In einer kleinen Reihe widmet sich der Verbändereport, beginnend in dieser Ausgabe, dem ganz praktischen Alltagsgeschäft der Verbände. Dieser Verbändealltag gerät, alle in Verbänden Tätigen wissen es, oft gegenüber den politischen Fragen und den „großen Themen“ eher in den Hintergrund, ist aber durchaus nicht unwichtig als Grundlage und Nährboden, auf dem die „wirklich wichtigen Dinge“ wie die erfolgreiche Interessenvertretung oder die Dienstleistung am Mitglied wachsen können.
Praktisches Verbandsgeschäft: Das umfasst alles von der Büroorganisation in der Geschäftsstelle über das Publikationsangebot zum Sonderpreis für Mitglieder oder die Sitzungsvorbereitung für die nächste Vorstandssitzung bis hin zur Planung, Organisation und Durchführung der jährlichen Mitgliederversammlung.
Wir beginnen mit einem Thema, das Vorstände und ehrenamtliche Funktionsträger und die hauptamtlichen Mitarbeiter/-innen gleichermaßen betrifft: Das Leiten von Gremiensitzungen und Besprechungen ist eine Kunst, die direkte Auswirkungen auf die Qualität der Ergebnisse und Beschlussfassungen hat.
Warum ist es so schwer, einen Nachfolger für Thomas Gottschalk zu finden?
Also für einen Mann, der über Jahre hinweg erfolgreich eine Quizsendung „moderiert“ und ihr einen festen Platz im deutschen Fernsehen verschafft hat?
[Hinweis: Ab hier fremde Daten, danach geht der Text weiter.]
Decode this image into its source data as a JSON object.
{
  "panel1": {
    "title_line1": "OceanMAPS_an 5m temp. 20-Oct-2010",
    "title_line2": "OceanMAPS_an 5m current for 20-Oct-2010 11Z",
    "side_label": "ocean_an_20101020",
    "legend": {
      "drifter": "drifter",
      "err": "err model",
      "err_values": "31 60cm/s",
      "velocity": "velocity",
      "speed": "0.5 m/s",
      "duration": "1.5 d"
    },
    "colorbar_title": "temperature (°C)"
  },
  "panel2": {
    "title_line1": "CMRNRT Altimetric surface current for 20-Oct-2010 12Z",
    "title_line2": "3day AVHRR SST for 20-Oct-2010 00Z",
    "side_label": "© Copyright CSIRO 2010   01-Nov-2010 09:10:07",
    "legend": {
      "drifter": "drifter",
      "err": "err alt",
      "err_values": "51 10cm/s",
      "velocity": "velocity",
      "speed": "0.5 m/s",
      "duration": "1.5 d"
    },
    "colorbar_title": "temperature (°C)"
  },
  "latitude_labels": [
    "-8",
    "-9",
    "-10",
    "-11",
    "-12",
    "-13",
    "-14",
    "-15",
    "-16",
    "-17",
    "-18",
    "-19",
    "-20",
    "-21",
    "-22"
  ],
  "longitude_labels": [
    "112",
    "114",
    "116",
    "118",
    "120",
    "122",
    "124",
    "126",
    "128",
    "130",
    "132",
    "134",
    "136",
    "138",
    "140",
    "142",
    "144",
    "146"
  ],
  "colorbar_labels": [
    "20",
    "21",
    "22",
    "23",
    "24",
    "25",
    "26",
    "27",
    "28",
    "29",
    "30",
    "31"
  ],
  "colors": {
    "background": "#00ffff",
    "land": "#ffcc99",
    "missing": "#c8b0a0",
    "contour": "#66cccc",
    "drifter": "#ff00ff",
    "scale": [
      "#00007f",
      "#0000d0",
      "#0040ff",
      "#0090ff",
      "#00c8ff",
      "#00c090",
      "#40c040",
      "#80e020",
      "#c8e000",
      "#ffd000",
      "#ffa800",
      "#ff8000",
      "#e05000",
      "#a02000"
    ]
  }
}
Gottschalk hat offensichtlich Standards gesetzt als Fernseh-Moderator, die sehr stark mit seiner Person zusammenhängen und deshalb schwer reproduzierbar sind. Moderatoren in den Medien treten in der Rolle des „Löwenbändigers“, des Unterhaltungslieferanten, des Schauspielers und Selbstdarstellers, manchmal auch des „akzeptierten Freaks“ auf, oft auch als offensiv-kritischer bis aggressiver Provokateur, der Diskussionsteilnehmer und ihre Positionen grundsätzlich infrage stellt – sie sind also sehr als starke und lenkende Persönlichkeit gefragt, die mit ihren Eigenheiten im Vordergrund des Geschehens steht und den Verlauf der Sendung
entscheidend prägt.
Die kritische Wahrnehmung von Moderation
Dieses Bild von Moderation ist nur zu oft in den Köpfen, wenn von moderierten Sitzungen die Rede ist – dabei versteht sich eine seriöse Moderation von Gremiensitzungen, Ausschüssen, Besprechungen und Versammlungen gerade umgekehrt als Leitung durch eine Moderationsperson, die sich als Person zurücknimmt und den Sitzungsteilnehmer/-innen mit ihren Beiträgen und Meinungen wie auch der Sache, also dem Sitzungsthema mit all seinen Aspekten, zur Geltung verhilft.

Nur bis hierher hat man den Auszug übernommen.